Cette année, la WU s’est associée à Tomorrow’s Education, une start-up spécialisée dans les technologies de l’information, pour lancer son master professionnel en durabilité, entrepreneuriat et technologie. Le programme est entièrement dispensé dans le campus virtuel de l’école, accessible par une application en ligne. « Nous devons penser à la prochaine génération qui va grandir dans le métavers », déclare Stöttinger. « À terme, il sera indispensable pour nous d’y être présents. Cet investissement nous permet d’être à l’épreuve du futur.

Les établissements considèrent les métavers comme un moyen pour les étudiants d’interagir de manière plus significative, mais aussi comme une plateforme permettant de créer des opportunités commerciales.

À l’École de management de l’Essca, en France, les étudiants du programme MSc International Business 4.0 créent leur propre avatar dans Second Life, le monde en ligne 3D établi de longue date, et passent du temps à observer le comportement des autres avatars.

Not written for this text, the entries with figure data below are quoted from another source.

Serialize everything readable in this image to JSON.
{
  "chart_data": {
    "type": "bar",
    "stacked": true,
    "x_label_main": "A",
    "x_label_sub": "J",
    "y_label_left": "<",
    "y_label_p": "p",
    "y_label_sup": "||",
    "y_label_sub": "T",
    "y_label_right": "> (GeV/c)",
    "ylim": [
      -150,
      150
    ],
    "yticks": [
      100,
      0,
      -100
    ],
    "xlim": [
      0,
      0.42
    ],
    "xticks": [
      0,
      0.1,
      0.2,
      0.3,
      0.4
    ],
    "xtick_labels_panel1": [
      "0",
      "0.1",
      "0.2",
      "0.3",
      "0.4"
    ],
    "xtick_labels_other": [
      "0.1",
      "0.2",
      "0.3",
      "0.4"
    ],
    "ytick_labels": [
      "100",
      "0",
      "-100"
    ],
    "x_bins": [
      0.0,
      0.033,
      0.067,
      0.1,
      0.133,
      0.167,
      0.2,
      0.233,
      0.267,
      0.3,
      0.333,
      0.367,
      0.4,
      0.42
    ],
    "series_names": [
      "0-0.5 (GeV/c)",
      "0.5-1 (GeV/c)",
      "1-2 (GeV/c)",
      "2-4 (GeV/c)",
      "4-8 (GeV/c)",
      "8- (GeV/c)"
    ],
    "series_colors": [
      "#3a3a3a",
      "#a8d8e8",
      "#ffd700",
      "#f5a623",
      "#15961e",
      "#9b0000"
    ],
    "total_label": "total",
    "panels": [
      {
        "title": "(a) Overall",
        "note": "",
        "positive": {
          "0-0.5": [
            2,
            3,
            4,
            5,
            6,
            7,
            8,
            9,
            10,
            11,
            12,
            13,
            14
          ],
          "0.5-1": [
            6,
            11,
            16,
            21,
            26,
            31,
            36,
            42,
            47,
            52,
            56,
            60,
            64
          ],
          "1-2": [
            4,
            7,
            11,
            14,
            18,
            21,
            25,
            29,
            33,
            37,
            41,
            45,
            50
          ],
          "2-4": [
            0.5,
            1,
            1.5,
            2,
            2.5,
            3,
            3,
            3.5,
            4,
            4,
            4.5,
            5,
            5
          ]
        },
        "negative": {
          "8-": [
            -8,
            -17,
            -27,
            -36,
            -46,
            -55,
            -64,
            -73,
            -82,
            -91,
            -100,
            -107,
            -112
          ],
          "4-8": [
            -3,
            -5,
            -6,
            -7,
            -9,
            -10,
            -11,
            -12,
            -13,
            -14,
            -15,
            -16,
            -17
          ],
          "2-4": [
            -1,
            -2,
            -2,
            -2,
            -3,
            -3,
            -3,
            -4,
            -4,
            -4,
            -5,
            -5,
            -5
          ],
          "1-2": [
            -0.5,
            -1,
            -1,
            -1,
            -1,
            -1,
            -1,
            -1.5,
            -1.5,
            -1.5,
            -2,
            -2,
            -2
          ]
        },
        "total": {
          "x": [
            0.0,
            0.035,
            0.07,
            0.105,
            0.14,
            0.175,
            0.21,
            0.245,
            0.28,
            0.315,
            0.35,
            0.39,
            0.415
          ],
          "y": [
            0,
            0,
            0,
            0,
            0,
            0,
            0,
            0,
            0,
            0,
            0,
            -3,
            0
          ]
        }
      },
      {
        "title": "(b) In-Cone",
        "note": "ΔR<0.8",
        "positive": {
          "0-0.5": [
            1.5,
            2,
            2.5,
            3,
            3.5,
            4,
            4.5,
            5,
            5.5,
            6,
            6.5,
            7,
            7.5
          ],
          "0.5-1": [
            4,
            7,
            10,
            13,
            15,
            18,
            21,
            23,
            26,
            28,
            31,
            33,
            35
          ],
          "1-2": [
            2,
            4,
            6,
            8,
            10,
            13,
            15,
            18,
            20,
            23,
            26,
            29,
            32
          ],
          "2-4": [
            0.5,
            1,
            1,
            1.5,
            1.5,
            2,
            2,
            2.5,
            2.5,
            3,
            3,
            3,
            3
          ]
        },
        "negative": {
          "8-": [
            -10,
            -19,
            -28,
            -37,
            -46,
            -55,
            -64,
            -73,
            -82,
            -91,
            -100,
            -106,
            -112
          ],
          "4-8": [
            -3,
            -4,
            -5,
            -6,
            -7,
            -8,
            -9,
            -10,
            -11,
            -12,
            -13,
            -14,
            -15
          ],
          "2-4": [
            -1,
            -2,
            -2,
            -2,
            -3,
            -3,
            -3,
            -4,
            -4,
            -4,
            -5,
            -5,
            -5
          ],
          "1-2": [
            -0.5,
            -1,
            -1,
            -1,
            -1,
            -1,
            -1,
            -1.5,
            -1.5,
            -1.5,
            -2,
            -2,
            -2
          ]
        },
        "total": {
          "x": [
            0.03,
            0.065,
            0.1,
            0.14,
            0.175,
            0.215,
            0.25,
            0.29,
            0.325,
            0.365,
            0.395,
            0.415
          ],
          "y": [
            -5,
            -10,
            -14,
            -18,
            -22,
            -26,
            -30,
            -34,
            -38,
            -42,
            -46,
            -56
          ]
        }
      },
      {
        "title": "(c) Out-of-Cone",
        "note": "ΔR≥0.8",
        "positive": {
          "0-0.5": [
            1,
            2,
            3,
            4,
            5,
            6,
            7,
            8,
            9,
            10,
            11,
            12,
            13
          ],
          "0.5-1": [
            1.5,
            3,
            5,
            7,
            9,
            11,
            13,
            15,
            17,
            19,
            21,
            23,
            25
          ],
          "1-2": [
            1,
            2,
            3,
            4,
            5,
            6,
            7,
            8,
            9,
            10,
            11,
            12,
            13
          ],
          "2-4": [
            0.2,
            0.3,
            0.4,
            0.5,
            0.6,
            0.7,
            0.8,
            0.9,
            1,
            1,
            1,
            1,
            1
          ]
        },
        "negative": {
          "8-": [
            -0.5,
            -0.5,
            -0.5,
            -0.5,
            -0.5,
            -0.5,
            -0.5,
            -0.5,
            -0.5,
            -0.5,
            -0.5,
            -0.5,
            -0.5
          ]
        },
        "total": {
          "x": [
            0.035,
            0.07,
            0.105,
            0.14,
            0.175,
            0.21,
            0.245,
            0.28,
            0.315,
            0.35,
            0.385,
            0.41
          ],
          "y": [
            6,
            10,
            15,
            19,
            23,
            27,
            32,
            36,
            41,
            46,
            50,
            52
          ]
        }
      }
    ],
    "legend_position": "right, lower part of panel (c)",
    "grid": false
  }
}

Chaque étudiant identifie ensuite une opportunité commerciale potentielle pour une marque de luxe dans le métavers, comme la vente de produits numériques, et crée un prototype virtuel.

« Nous devons préparer nos étudiants à l’avenir », déclare Orsolya Sadik-Rozsnyai, responsable du campus en ligne de l’Essca, en notant que les maisons de luxe explorent les opportunités commerciales autour des biens virtuels et des jetons non fongibles.

Pour les écoles de commerce, dit-elle, le défi consiste à éviter d’utiliser la technologie pour le plaisir de la technologie. « Les métavers pourraient être la prochaine itération d’Internet mais, tant que nous n’aurons pas trouvé les bons cas d’utilisation, ils resteront un fantasme », affirme-t-elle.

Malgré les possibilités passionnantes des métavers, les écoles de commerce sont encore loin d’en avoir exploité tout le potentiel, affirme David Lefevre, professeur de pratique de l’innovation numérique à l’Imperial College Business School de Londres. « C’est une idée fantastiquement séduisante d’un univers alternatif que nous habitons, mais le métavers est pour l’instant plutôt une aspiration », dit-il.

Les principaux défis consistent à garantir l’interopérabilité, qui permettrait aux étudiants de se déplacer librement entre différents mondes virtuels. La consommation d’énergie élevée est également une préoccupation. « Les ressources nécessaires pour faire fonctionner l’environnement virtuel, que ce soit dans le nuage ou localement, sont considérables », explique Tamim Elbasha, doyen associé de l’apprentissage et du développement de la qualité à l’Audencia Business School, en France.

Roselva Tunstall, directrice du laboratoire edtech de l’ESMT de Berlin, émet d’autres doutes. « L’accessibilité numérique est un défi », dit-elle, soulignant que la réalité virtuelle peut être coûteuse et peut également provoquer le mal des transports. Les enseignants et le personnel doivent également être formés pour pouvoir dispenser des cours à l’aide de ces outils, ajoute-t-elle.

D’autres écoles citent les problèmes de confidentialité et de protection des données comme des obstacles à l’introduction de l’enseignement commercial dans les métavers. Quoi qu’il en soit, Mme Tunstall estime qu’il est peu probable que ces outils supplantent les méthodes d’enseignement traditionnelles. « Le métavers n’est pas destiné à remplacer, il est destiné à améliorer ».